Слова эти были сказаны более серьезно, нежели того требовал мой вопрос, и тотчас доктор, закрыв глаза, сделал вид, что заснул, а затем вскоре усталость прервала и все мои путающиеся думы о наших дневных приключениях.

На другой день, рано утром, сопровождаемые низкими поклонами хозяина, мы пустились далее в дорогу, направляясь к Мюнстерейфелю[8], красивому местечку на берегу Эрфта, со старинной церковью; там мы отдыхали, без особых, на этот раз, происшествий. Оттуда мы свернули несколько на восток, держа путь на Арские горы по землям архиепископства Трирского, где на каждом шагу чувствовался достаток жизни, созданный мудрым управлением покойного архиепископа Рихарда фон Грейффенклау[9]. В тот день я опять упорно вызывал доктора Фауста на разговор и монологи, так как необходимо было мне непрестанно сосредоточивать внимание, чтобы подавить в душе ту тягостную тоску по Ренате и по потерянному блаженству, которая, несмотря на все превратности странствия, от времени до времени подымалась в моей душе, как подымаются в свой час горячие воды в исландских источниках.
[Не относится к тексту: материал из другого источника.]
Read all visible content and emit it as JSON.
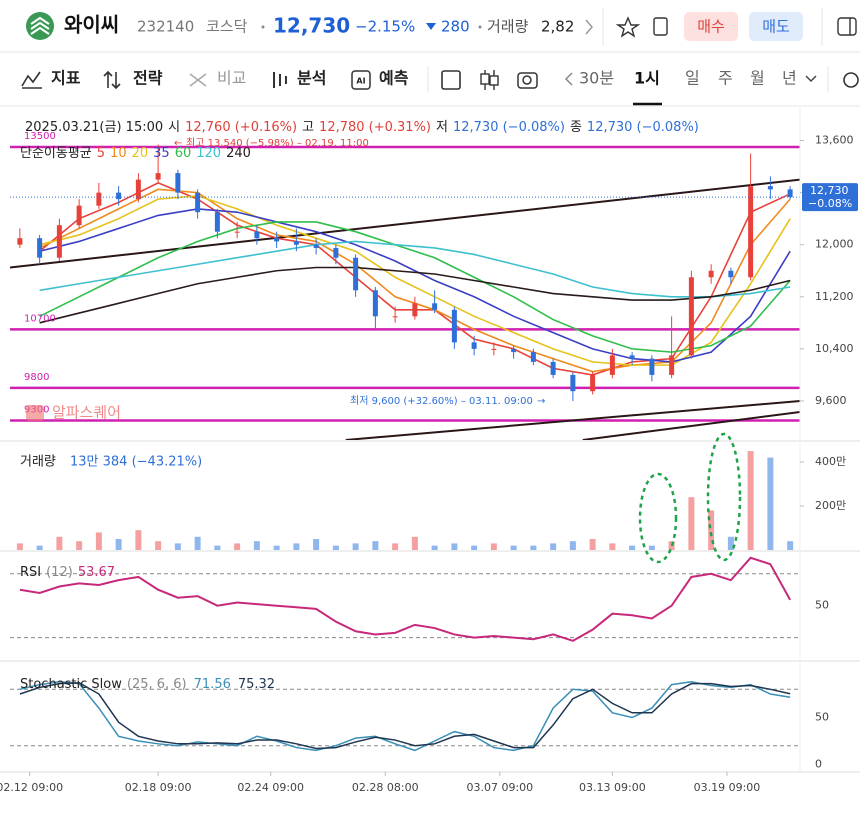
{
  "header": {
    "name": "와이씨",
    "code": "232140",
    "market": "코스닥",
    "price": "12,730",
    "change_pct": "−2.15%",
    "change": "280",
    "volume_label": "거래량",
    "volume": "2,82",
    "buy": "매수",
    "sell": "매도"
  },
  "toolbar": {
    "indicators": "지표",
    "strategy": "전략",
    "compare": "비교",
    "analysis": "분석",
    "forecast": "예측",
    "periods": [
      "30분",
      "1시",
      "일",
      "주",
      "월",
      "년"
    ]
  },
  "chart_data": {
    "type": "candlestick",
    "info": {
      "date": "2025.03.21(금) 15:00",
      "open_label": "시",
      "open": "12,760 (+0.16%)",
      "high_label": "고",
      "high": "12,780 (+0.31%)",
      "low_label": "저",
      "low": "12,730 (−0.08%)",
      "close_label": "종",
      "close": "12,730 (−0.08%)"
    },
    "ylim": [
      9000,
      14100
    ],
    "yticks": [
      {
        "value": 9600,
        "label": "9,600"
      },
      {
        "value": 10400,
        "label": "10,400"
      },
      {
        "value": 11200,
        "label": "11,200"
      },
      {
        "value": 12000,
        "label": "12,000"
      },
      {
        "value": 12800,
        "label": "12,800"
      },
      {
        "value": 13600,
        "label": "13,600"
      }
    ],
    "levels": [
      {
        "value": 13500,
        "label": "13500"
      },
      {
        "value": 10700,
        "label": "10700"
      },
      {
        "value": 9800,
        "label": "9800"
      },
      {
        "value": 9300,
        "label": "9300"
      }
    ],
    "level_color": "#d020b0",
    "trendlines": [
      {
        "x": [
          0,
          39
        ],
        "y": [
          11650,
          13000
        ]
      },
      {
        "x": [
          17,
          39
        ],
        "y": [
          9000,
          9600
        ]
      },
      {
        "x": [
          29,
          39
        ],
        "y": [
          9000,
          9430
        ]
      }
    ],
    "ohlc": [
      [
        12000,
        12250,
        11950,
        12100
      ],
      [
        12100,
        12150,
        11700,
        11800
      ],
      [
        11800,
        12400,
        11750,
        12300
      ],
      [
        12300,
        12700,
        12250,
        12600
      ],
      [
        12600,
        12950,
        12550,
        12800
      ],
      [
        12800,
        12900,
        12600,
        12700
      ],
      [
        12700,
        13100,
        12650,
        13000
      ],
      [
        13000,
        13540,
        12950,
        13100
      ],
      [
        13100,
        13150,
        12700,
        12800
      ],
      [
        12800,
        12850,
        12400,
        12500
      ],
      [
        12500,
        12550,
        12100,
        12200
      ],
      [
        12200,
        12350,
        12100,
        12200
      ],
      [
        12200,
        12300,
        12000,
        12100
      ],
      [
        12100,
        12200,
        11950,
        12050
      ],
      [
        12050,
        12250,
        11900,
        12000
      ],
      [
        12000,
        12100,
        11850,
        11950
      ],
      [
        11950,
        12000,
        11700,
        11800
      ],
      [
        11800,
        11850,
        11200,
        11300
      ],
      [
        11300,
        11350,
        10700,
        10900
      ],
      [
        10900,
        11050,
        10800,
        10900
      ],
      [
        10900,
        11200,
        10850,
        11100
      ],
      [
        11100,
        11300,
        10950,
        11000
      ],
      [
        11000,
        11050,
        10400,
        10500
      ],
      [
        10500,
        10600,
        10300,
        10400
      ],
      [
        10400,
        10500,
        10300,
        10400
      ],
      [
        10400,
        10450,
        10250,
        10350
      ],
      [
        10350,
        10400,
        10150,
        10200
      ],
      [
        10200,
        10250,
        9950,
        10000
      ],
      [
        10000,
        10050,
        9600,
        9750
      ],
      [
        9750,
        10050,
        9700,
        10000
      ],
      [
        10000,
        10400,
        9950,
        10300
      ],
      [
        10300,
        10350,
        10150,
        10250
      ],
      [
        10250,
        10300,
        9900,
        10000
      ],
      [
        10000,
        10900,
        9950,
        10300
      ],
      [
        10300,
        11600,
        10250,
        11500
      ],
      [
        11500,
        11700,
        11400,
        11600
      ],
      [
        11600,
        11650,
        11400,
        11500
      ],
      [
        11500,
        13400,
        11450,
        12900
      ],
      [
        12900,
        13050,
        12700,
        12850
      ],
      [
        12850,
        12900,
        12700,
        12730
      ]
    ],
    "up_color": "#e8413a",
    "down_color": "#2f6fd8",
    "moving_averages": {
      "label": "단순이동평균",
      "x": [
        1,
        3,
        5,
        7,
        9,
        11,
        13,
        15,
        17,
        19,
        21,
        23,
        25,
        27,
        29,
        31,
        33,
        35,
        37,
        39
      ],
      "series": [
        {
          "name": "5",
          "color": "#e8413a",
          "values": [
            11900,
            12400,
            12650,
            12950,
            12700,
            12300,
            12100,
            12000,
            11500,
            11000,
            11000,
            10550,
            10400,
            10100,
            10000,
            10200,
            10250,
            11200,
            12500,
            12780
          ]
        },
        {
          "name": "10",
          "color": "#f08a1c",
          "values": [
            11950,
            12250,
            12550,
            12850,
            12800,
            12400,
            12150,
            12050,
            11700,
            11200,
            11000,
            10700,
            10450,
            10250,
            10050,
            10150,
            10200,
            10800,
            12000,
            12700
          ]
        },
        {
          "name": "20",
          "color": "#e6c21a",
          "values": [
            12000,
            12150,
            12400,
            12700,
            12750,
            12550,
            12300,
            12100,
            11900,
            11500,
            11200,
            10900,
            10650,
            10400,
            10200,
            10150,
            10150,
            10500,
            11400,
            12400
          ]
        },
        {
          "name": "35",
          "color": "#3b3fc4",
          "values": [
            11900,
            12050,
            12250,
            12450,
            12550,
            12500,
            12350,
            12200,
            12000,
            11750,
            11450,
            11200,
            10900,
            10650,
            10400,
            10250,
            10200,
            10350,
            10900,
            11900
          ]
        },
        {
          "name": "60",
          "color": "#2fbf4a",
          "values": [
            10900,
            11200,
            11500,
            11800,
            12050,
            12250,
            12350,
            12350,
            12200,
            12000,
            11800,
            11500,
            11200,
            10850,
            10600,
            10400,
            10350,
            10450,
            10750,
            11450
          ]
        },
        {
          "name": "120",
          "color": "#3fc0cf",
          "values": [
            11300,
            11400,
            11500,
            11600,
            11700,
            11800,
            11900,
            12000,
            12050,
            12000,
            11950,
            11850,
            11700,
            11550,
            11350,
            11250,
            11200,
            11200,
            11250,
            11350
          ]
        },
        {
          "name": "240",
          "color": "#2a1a1a",
          "values": [
            10800,
            10950,
            11100,
            11250,
            11400,
            11500,
            11600,
            11650,
            11650,
            11600,
            11550,
            11450,
            11350,
            11250,
            11200,
            11150,
            11150,
            11200,
            11300,
            11450
          ]
        }
      ]
    },
    "high_note": "최고 13,540 (−5.98%) – 02.19. 11:00",
    "low_note": "최저 9,600 (+32.60%) – 03.11. 09:00",
    "watermark": "알파스퀘어",
    "price_tag": {
      "value": 12730,
      "label": "12,730",
      "change": "−0.08%"
    },
    "volume": {
      "title": "거래량",
      "summary": "13만 384 (−43.21%)",
      "ylim": [
        0,
        491
      ],
      "yticks": [
        {
          "value": 200,
          "label": "200만"
        },
        {
          "value": 400,
          "label": "400만"
        }
      ],
      "values": [
        30,
        20,
        60,
        40,
        80,
        50,
        90,
        40,
        30,
        60,
        20,
        30,
        40,
        20,
        30,
        50,
        20,
        30,
        40,
        30,
        60,
        20,
        30,
        20,
        30,
        20,
        20,
        30,
        40,
        50,
        30,
        20,
        20,
        40,
        240,
        180,
        60,
        450,
        420,
        40
      ]
    },
    "rsi": {
      "title": "RSI",
      "param": "(12)",
      "color": "#c8287a",
      "ylim": [
        16,
        83
      ],
      "yticks": [
        50
      ],
      "guides": [
        70,
        30
      ],
      "values": [
        60,
        58,
        62,
        64,
        63,
        66,
        68,
        60,
        55,
        56,
        50,
        52,
        51,
        50,
        49,
        48,
        40,
        34,
        32,
        33,
        38,
        36,
        32,
        30,
        31,
        30,
        29,
        32,
        28,
        35,
        45,
        44,
        42,
        50,
        68,
        70,
        66,
        80,
        76,
        53.67
      ]
    },
    "stochastic": {
      "title": "Stochastic Slow",
      "param": "(25, 6, 6)",
      "ylim": [
        -8,
        108
      ],
      "yticks": [
        0,
        50
      ],
      "guides": [
        80,
        20
      ],
      "series": [
        {
          "color": "#3a8fb7",
          "values": [
            80,
            85,
            88,
            86,
            60,
            30,
            25,
            22,
            20,
            24,
            22,
            20,
            30,
            25,
            18,
            15,
            20,
            28,
            30,
            22,
            15,
            25,
            35,
            30,
            18,
            15,
            20,
            60,
            80,
            78,
            55,
            50,
            60,
            85,
            88,
            84,
            82,
            85,
            75,
            71.56
          ]
        },
        {
          "color": "#1f3550",
          "values": [
            75,
            82,
            86,
            87,
            75,
            45,
            30,
            25,
            22,
            22,
            23,
            22,
            26,
            26,
            22,
            17,
            18,
            24,
            29,
            26,
            20,
            22,
            30,
            32,
            25,
            18,
            18,
            42,
            70,
            80,
            65,
            55,
            55,
            75,
            86,
            86,
            83,
            84,
            80,
            75.32
          ]
        }
      ]
    },
    "xticks": [
      {
        "value": 0.5,
        "label": "02.12 09:00"
      },
      {
        "value": 7,
        "label": "02.18 09:00"
      },
      {
        "value": 12.7,
        "label": "02.24 09:00"
      },
      {
        "value": 18.5,
        "label": "02.28 08:00"
      },
      {
        "value": 24.3,
        "label": "03.07 09:00"
      },
      {
        "value": 30,
        "label": "03.13 09:00"
      },
      {
        "value": 35.8,
        "label": "03.19 09:00"
      }
    ]
  }
}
На склоне дня, проехав Фрейсхейм, стали подумывать мы, где нам провести эту ночь, когда вдруг неожиданное событие изменило все наши предположения, а меня, путем непредвиденным и изогнутым, повело к роковой развязке той горестной истории, которую я передаю на этих страницах. Это событие стоит, как звено, в том ряду случайностей, которые своим осмысленным постоянством заставляют меня почитать жизнь не игралищем слепых стихий, но творением искусного художника, изваянным по определенному и дивно совершенному замыслу.

Уже некоторое время любопытство наше привлекал красивый замок, стоявший на высоком берегу Вишеля, долиной которого мы ехали, и господствовавший над всем горизонтом своими четвероугольными башнями старинной стройки. Когда, после одного изгиба реки, мы оказались совсем от него поблизости, мы заметили, что к нам быстро приближается верховой, размахивая шляпой и явно делая нам знаки. Тогда Мефистофелес приказал остановить лошадей, а вестовой, одетый как герольд на турнире, подъехал и, учтиво кланяясь, сказал:

— Мой господин, граф Адальберт фон Веллен, владелец этого замка, приказал мне осведомиться: не вы ли знаменитый доктор теологии, философии, медицины и права Иоганн Фауст из Виттенберга, который должен был проехать через наши земли по пути в город Трир?

Доктор признался, что это точно он, и тогда вестовой продолжал:

— Мой господин покорнейше просит вас и ваших спутников пожаловать к нам в замок и воспользоваться нашим гостеприимством на эту ночь или и далее, если то будет вам угодно.

Услышав эти слова, Мефистофелес воскликнул:

— Любезный доктор! Замечаешь ли ты, какой всенародной славы мы  с тобой уже достигли! Что до меня, я не прочь от графского предложения. По мне куда лучше нежиться на аристократических кроватях, чем изнывать от клопов в деревенской корчме или проводить ночь на хозяйской двуспальной постели по-флорентийски[10].

Так как и мы с доктором ничего не имели против приюта, любезно нам предложенного, то мы и поспешили ответить вестовому согласием и повернули лошадей к замку.

По подъемному мосту, перекинутому через ров с водой, мы проехали сначала на первый двор, где отдали лошадей и повозку слугам, потом пешком через вторые ворота прошли на главный двор замка, превращенный вниманием владельца в небольшой сад, в итальянском вкусе. Здесь перед лестницей, ведшей во внутренность замка, встретил нас сам граф фон Веллен, окруженный небольшой свитой, человек молодой, привлекательный, с одним из тех открытых лиц, опушенных небольшой бородкой, какие любит изображать венецианский мастер Тициан Вечелли[11]. Граф приветствовал доктора Фауста церемонной речью, в которой упоминался Гермес Трисмегист и Альберт Великий, боги Олимпа и библейские пророки, и намеренную напыщенность которой я понял лишь впоследствии. Доктор отвечал ему кратко и с достоинством, и затем, по знаку графа, пажи пригласили нас последовать за ними в комнаты для приезжих, где мы могли бы привести себя и свое платье в порядок после дневного пути.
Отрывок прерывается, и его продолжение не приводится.